Agroekolojinin bir zorunluluk olmasının, çalıştayın en önemli ana fikri olduğunun altını çizen Buğday Ekolojik Yaşamı Destekleme Derneği Genel Müdürü Batur Şehirlioğlu, ‘’Tarım zehirleri, suni gübreler gibi girdi ve zararlı uygulamaların yol açtığı sosyal, sağlık, çevre ve biyolojik çeşitlilik etkileri gibi dışsal olarak ifade edilen maliyetleri de dahil ettiğimizde uzmanlara göre, bugün yediğimiz konvansiyel bir gıdanın gerçek maliyeti görünen maliyetinin yaklaşık üç katı. Bu durumda çevresel ve sosyal etkilerle birlikte sağlık ve biyolojik çeşitliliği gözeten bütüncül bir hareket olan agroekoloji bir alternatif tarım sistemi olmanın ötesine geçerek zorunluluk halini almıştır’’ dedi.
Zehirsiz Sofralar Platformu koordinatörlerinden ÇEKÜL Vakfı İletişim Sorumlusu Alper Can Kılıç, ise organik tarım, agroekoloji ve doğal tarım yöntemleriyle toplumun tamamını beslemenin mümkün olmadığı yönündeki yaygın kanaatin gerçeği yansıtmadığını vurguladı.
“Türkiye’de agroekoloji alanında çalışmalar 2000’li yıllarda başladı. Ancak bilimsel çalışmalar ve uygulamalarla birlikte bu yöntemlerle üretimin mümkün ve sürdürülebilir olduğuna dair bilincin güçlenmesine ihtiyaç var.

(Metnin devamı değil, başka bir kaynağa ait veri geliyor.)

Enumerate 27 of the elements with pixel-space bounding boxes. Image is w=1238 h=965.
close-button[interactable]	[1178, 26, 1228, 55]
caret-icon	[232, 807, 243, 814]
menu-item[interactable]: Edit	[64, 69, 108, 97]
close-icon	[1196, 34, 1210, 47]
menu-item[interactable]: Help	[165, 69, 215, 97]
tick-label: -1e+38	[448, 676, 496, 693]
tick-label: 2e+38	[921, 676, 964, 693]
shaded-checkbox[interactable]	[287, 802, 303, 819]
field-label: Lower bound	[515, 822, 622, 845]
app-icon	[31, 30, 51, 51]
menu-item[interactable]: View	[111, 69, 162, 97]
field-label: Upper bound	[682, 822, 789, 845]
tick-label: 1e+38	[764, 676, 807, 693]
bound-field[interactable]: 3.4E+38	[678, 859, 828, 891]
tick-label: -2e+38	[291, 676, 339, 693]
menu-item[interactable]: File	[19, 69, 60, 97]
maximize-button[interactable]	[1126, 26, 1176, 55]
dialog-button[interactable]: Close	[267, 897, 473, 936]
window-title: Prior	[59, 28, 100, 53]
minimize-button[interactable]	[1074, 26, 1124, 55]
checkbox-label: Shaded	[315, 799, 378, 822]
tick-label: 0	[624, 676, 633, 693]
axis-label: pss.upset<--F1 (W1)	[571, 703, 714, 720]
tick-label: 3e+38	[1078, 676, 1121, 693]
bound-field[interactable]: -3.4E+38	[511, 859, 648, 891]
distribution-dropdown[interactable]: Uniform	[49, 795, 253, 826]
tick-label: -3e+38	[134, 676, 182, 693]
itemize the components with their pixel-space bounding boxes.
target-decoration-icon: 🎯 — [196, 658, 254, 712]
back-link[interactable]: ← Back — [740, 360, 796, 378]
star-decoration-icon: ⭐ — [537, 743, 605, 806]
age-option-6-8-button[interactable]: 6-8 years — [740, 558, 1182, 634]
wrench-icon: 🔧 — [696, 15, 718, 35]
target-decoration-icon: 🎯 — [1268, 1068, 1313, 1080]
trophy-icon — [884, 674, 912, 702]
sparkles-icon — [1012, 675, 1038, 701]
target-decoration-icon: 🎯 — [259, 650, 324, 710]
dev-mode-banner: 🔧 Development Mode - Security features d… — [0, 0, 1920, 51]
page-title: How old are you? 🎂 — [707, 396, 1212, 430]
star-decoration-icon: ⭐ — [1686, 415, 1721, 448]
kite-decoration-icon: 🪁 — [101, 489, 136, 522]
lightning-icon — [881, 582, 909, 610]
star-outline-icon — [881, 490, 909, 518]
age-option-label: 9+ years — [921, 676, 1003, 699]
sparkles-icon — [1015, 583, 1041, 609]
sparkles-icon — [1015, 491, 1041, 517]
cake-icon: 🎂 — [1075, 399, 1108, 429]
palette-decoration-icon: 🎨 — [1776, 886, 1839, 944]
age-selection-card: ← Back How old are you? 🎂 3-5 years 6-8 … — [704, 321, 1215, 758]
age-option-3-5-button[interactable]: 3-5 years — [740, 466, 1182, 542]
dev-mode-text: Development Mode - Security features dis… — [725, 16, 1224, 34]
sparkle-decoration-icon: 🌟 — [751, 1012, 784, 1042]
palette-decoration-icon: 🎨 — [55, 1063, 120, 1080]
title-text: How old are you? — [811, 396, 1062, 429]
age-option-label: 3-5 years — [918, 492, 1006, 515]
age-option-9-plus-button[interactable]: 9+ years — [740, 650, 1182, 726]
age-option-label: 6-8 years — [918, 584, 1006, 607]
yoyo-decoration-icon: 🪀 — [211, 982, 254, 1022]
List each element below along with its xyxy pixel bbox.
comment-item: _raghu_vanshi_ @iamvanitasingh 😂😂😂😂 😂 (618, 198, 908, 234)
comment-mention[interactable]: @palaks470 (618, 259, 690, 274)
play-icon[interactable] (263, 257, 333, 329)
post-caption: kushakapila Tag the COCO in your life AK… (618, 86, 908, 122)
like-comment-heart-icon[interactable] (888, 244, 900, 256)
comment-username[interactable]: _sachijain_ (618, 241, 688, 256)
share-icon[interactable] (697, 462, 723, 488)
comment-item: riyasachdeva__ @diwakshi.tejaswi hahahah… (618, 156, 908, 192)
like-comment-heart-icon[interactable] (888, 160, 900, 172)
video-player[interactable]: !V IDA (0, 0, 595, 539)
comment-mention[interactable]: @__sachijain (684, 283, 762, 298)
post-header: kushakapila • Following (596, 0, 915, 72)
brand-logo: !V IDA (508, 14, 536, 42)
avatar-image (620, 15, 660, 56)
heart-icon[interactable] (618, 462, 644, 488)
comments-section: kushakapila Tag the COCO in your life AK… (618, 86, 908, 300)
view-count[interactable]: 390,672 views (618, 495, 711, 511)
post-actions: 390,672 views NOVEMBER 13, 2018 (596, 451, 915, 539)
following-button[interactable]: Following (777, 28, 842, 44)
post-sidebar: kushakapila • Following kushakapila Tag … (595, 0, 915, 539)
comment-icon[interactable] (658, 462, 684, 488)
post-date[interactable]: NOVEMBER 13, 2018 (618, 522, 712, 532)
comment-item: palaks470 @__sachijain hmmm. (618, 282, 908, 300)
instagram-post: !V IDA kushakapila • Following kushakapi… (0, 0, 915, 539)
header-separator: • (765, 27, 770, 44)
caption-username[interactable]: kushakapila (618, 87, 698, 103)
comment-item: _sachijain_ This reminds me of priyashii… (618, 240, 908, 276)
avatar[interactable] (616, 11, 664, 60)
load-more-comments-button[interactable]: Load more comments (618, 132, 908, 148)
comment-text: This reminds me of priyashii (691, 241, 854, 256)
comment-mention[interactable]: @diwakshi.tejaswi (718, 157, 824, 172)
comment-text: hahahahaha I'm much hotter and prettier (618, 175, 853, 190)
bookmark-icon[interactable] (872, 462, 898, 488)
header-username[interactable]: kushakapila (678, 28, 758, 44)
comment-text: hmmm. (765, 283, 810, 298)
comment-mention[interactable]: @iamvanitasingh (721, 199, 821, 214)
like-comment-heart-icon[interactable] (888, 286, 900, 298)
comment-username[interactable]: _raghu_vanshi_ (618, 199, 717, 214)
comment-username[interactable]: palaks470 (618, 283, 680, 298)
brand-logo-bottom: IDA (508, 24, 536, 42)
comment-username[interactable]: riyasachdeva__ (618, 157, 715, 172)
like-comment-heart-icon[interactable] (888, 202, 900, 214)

Çalıştay bu bilincin yaygınlaşmasına katkı sundu.
Gıda güvenliğimiz ve gıda egemenliğimiz için 2. Agroekoloji Çalıştayı gibi organizasyonlar ile daha çok bir araya gelmeliyiz; tartışmaları, paylaşımları sürdürmeliyiz; birbirimizden öğrenmeliyiz’’ sözleriyle konuşmasını tamamladı.